Si tomamos la decisión de vivir en pareja asumamos el compromiso con respeto por la integridad y el desarrollo del otro. Si no es así y apostamos por la libertad, cuidemos de esos hijos que engendramos juntos y unidos saquemos adelante su vida.

Si tenemos la fortuna de emprender la crianza juntos hagámoslo a conciencia, los padres no somos amigos de nuestros hijos, sino somos los responsables de su vida hasta que tengan la capacidad de actuar con autonomía; mientras tanto, eduquemos desde el amor, lo cual no significa darles todo. Enseñemos con el ejemplo, no hay otra manera de formar seres humanos.

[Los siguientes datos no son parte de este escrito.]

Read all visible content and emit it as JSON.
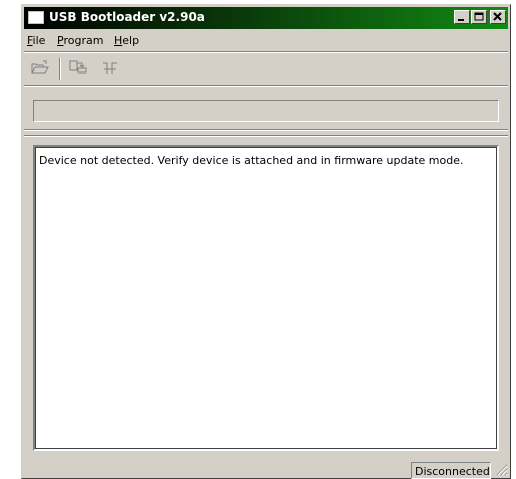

Si pido de ellos respeto, debo enseñarles a ser respetuosos, si les pido dar un trato digno a las personas, deberé tratar con dignidad a quienes me rodean; si pido responsabilidad debo asumir con integridad la vida, no puedo esperar que un hijo adquiera en la escuela lo que se forma en casa.

La rutina laboral cada vez se torna más absorbente para muchos. Nos hace extrañar los momentos en pareja, la convivencia en familia y los momentos de recreación con los hijos.

Ya que la vida o las circunstancias nos han regresado en este tiempo a casa, a volver a asumir la responsabilidad de la crianza y la vida en pareja, preguntémonos ¿estamos listos para enfrentarlo o vamos a evadirlo responsabilizando a los demás de nuestros fracasos o amalgamándolo a la "descomposición social"?

Retomemos la parte de responsabilidad que nos corresponda.

No hay marcha atrás, evaluemos verdaderamente qué clase de personas somos, qué clase de parejas somos y qué clase de padres somos.

Solamente nosotros tenemos la respuesta y podemos anticipar el resultado de las personas que formaremos y estamos formando; asumamos la responsabilidad. Porque la gente no es desechable.